From competing with cheap rip-offs to dealing with vagaries of the market, the battle for financial stability of the thousands of xipinis (or weavers) of Assam’s Sualkuchi weaving village has been a long and ongoing one. In June, when the government announced that its products would finally get an official trademark, it was a move welcomed by all, one that could potentially end the rampant circulations of fakes in the market. Just a few days back, the government announced another initiative for the weavers: a silk yarn ‘bank’, inaugurated in a ceremony by the Chief Minister Sarbananda Sonowal on September 14.

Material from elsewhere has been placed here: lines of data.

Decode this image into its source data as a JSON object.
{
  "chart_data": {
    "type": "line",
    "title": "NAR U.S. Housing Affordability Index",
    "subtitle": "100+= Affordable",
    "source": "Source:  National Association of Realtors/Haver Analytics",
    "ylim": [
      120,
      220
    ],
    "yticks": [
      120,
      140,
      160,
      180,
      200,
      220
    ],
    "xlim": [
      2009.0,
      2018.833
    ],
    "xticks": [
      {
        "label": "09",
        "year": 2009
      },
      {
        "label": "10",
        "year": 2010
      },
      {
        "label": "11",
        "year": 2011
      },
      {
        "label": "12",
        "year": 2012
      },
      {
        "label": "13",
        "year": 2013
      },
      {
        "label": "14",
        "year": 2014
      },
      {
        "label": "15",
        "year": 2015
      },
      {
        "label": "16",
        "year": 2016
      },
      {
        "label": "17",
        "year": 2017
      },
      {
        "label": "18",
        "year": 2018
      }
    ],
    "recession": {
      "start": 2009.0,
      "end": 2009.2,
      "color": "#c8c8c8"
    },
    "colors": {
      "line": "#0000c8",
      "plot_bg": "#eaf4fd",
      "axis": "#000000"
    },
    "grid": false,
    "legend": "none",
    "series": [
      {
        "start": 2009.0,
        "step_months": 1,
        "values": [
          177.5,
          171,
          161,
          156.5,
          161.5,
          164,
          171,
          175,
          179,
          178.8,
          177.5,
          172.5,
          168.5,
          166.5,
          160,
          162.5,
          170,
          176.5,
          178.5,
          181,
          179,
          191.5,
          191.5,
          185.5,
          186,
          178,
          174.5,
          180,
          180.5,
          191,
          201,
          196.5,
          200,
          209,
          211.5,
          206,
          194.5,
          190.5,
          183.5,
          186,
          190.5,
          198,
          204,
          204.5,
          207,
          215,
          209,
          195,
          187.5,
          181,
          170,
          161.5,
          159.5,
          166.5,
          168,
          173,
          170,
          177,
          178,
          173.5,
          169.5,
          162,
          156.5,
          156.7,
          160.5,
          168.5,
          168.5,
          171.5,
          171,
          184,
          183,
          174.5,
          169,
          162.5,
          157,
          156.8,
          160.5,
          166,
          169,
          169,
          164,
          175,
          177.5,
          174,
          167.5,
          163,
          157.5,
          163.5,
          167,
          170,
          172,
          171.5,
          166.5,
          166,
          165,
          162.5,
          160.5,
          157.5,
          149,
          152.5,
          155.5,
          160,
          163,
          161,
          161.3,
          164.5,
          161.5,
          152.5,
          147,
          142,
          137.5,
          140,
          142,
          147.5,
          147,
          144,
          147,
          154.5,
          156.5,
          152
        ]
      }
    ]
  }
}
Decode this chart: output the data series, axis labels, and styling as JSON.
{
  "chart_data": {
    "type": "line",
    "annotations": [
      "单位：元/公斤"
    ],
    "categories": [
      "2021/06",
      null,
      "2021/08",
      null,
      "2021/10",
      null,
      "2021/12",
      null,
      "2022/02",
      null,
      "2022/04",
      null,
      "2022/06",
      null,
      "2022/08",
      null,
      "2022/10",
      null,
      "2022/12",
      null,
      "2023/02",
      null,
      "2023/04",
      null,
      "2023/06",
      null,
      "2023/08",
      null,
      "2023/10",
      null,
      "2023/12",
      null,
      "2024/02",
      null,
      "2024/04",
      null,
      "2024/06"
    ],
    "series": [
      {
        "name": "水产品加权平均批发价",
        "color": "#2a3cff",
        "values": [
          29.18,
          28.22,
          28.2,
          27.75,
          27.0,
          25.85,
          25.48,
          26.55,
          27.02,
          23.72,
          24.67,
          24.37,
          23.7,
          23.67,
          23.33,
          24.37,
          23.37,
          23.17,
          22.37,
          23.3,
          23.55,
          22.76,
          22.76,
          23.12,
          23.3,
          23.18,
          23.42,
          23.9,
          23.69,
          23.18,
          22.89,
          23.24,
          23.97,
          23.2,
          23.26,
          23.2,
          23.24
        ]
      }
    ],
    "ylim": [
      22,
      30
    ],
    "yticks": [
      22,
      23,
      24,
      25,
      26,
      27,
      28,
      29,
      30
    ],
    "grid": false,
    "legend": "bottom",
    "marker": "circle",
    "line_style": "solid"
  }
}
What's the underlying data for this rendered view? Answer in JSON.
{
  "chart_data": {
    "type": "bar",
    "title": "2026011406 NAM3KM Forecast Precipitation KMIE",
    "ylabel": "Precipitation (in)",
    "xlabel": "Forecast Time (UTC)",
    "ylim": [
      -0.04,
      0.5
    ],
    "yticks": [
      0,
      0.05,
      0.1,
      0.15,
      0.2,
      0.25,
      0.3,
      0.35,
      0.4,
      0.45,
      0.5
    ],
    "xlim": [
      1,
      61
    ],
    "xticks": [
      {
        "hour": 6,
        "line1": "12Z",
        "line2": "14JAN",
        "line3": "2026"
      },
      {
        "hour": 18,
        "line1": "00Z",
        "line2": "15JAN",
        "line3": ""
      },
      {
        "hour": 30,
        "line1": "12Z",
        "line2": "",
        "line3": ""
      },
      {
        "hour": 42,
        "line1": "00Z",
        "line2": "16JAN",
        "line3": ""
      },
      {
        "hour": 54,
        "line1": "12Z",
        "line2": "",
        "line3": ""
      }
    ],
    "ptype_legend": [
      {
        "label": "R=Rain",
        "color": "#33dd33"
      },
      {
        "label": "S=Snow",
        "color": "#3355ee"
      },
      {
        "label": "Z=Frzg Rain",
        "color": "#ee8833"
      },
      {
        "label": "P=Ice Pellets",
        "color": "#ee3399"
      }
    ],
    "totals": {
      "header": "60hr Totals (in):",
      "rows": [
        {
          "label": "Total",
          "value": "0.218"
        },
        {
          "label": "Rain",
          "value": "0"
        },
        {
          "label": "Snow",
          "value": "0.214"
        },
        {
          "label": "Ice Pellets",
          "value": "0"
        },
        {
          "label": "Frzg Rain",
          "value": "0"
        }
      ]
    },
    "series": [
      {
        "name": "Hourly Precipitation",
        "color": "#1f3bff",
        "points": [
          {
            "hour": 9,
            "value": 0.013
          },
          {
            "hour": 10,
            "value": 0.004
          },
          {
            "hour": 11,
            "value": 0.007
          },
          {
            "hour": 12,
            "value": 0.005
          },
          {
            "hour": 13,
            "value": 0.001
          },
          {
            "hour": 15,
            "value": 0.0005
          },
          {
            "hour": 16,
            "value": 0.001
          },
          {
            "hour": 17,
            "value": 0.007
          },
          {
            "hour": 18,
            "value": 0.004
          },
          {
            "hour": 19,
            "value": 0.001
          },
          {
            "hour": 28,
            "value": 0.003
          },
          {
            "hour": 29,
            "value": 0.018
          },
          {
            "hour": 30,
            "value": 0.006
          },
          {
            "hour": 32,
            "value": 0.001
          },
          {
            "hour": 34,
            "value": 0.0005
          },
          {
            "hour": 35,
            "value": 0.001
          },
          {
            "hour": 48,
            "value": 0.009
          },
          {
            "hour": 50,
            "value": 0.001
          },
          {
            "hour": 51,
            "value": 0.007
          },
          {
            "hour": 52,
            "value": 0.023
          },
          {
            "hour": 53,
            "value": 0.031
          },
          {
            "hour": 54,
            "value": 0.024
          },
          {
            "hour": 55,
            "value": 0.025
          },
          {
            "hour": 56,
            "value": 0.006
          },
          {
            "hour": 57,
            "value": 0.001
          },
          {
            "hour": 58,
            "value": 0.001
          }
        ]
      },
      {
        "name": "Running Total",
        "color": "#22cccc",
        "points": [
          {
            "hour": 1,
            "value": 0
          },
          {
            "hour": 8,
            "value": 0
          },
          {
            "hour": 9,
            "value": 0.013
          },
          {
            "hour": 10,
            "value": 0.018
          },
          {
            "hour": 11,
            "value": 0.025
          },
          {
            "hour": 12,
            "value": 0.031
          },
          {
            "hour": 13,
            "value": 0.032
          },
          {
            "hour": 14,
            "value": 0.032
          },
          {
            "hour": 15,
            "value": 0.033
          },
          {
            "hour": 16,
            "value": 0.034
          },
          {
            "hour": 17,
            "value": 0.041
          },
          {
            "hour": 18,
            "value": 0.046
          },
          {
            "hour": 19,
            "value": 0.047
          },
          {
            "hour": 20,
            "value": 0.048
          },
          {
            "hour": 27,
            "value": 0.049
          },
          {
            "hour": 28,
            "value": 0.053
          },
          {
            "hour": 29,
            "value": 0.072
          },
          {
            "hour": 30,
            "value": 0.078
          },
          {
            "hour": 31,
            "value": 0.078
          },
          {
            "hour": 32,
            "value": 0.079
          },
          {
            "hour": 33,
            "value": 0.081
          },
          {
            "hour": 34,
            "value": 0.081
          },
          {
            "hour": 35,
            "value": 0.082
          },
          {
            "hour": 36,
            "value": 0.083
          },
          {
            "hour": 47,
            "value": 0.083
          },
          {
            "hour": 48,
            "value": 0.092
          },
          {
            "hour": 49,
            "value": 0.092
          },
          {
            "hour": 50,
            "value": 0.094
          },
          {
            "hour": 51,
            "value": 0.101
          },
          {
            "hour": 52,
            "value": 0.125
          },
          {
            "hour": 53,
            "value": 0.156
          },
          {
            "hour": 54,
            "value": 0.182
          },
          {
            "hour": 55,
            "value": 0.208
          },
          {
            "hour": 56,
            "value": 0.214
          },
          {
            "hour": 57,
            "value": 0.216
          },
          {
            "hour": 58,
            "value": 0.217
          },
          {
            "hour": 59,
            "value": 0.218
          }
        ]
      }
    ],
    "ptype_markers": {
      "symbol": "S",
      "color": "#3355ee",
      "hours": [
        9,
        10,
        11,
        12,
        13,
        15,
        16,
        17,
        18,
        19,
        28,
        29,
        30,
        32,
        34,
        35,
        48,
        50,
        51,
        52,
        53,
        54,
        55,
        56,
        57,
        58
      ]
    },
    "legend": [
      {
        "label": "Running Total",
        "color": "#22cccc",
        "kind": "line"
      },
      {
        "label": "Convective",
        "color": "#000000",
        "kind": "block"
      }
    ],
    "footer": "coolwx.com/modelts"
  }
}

The ‘bank’ will function as a godown for stocking different kinds of thread. It will also double up as an office. “The government will provide subsidised mulberry yarn to weavers who can come collect it from here,” says Mukul Deka of Assam Apex Weavers & Artisans Co-operatve Federation Ltd. (ARTFED), under the Handlooms, Textile and Sericulture Department.
In the 2017-18 state budget, 20 crore has been sanctioned for Sualkuchi. It was then that it was decided that a yarn depot would be established. Following that a survey was done to identify the number of looms, quantity of production etc in the village. “This helped us to decide how our subsidies would be implemented,” says Deka. According to the new initiative, the government has identified 3,281 weavers with 7,000 looms who will get mulberry yarn at a 20 per cent subsidy. “This scheme is valid for people who own between 1 to 5 looms,” says Deka, “For a person with one loom, 1.5kg yarn will be subsidised per month. Likewise, for a person with 2 looms, 3kg will be subsidized, and so on, ” says Deka.
Sualkuchi Tant Silpa Unnayan Samiti — the organisation that rallied for the official trademark — has been long demanding subsidies for yarn. “Mulberry silk comes to Assam from China through Bengaluru. Sometimes it would be cheap, and sometimes expensive,” says Hiralal Kalita of the Sualkuchi Tant Silpa Unnayan Samiti. “The new scheme, we hope, will do away with this kind of uncertainty.”
Another important development part of the initiative are “passbooks” fashioned on bank passbooks to be given to each weaver. “It will be like a ration card — and double up as an identity card as well as a book to record all purchases and transactions with the yarn bank,” says Deka. Following the inauguration, 70 per cent of the passbooks have already been issued. “We are also getting teachers from the National Institute of Design and National Institute of Fashion Technology to teach our master craftsmen new designs,” says Deka.
The initiative has been implemented in three out of the eight gaon panchayats in Sualkuchi. There are about 11,600 looms in the entire village but production keeps fluctuating. “A main issue is electricity. Since this is an industry that runs entirely out of people’s home, ideally uninterrupted electricity through the day would be of great help and lead to better productivity,” says Kalita, adding tha Sualkuchi is a great avenue of employment to the people of Assam — “In fact many of our weavers comes from outside Sualkuchi. From the Bodo tribe, Karbi tribe etc.”
“While we welcome this move, we sincerely hope the yarn they provide us is of good quality. If it isn’t, there is no point. Our weavers will refuse to use it,” says Kalita.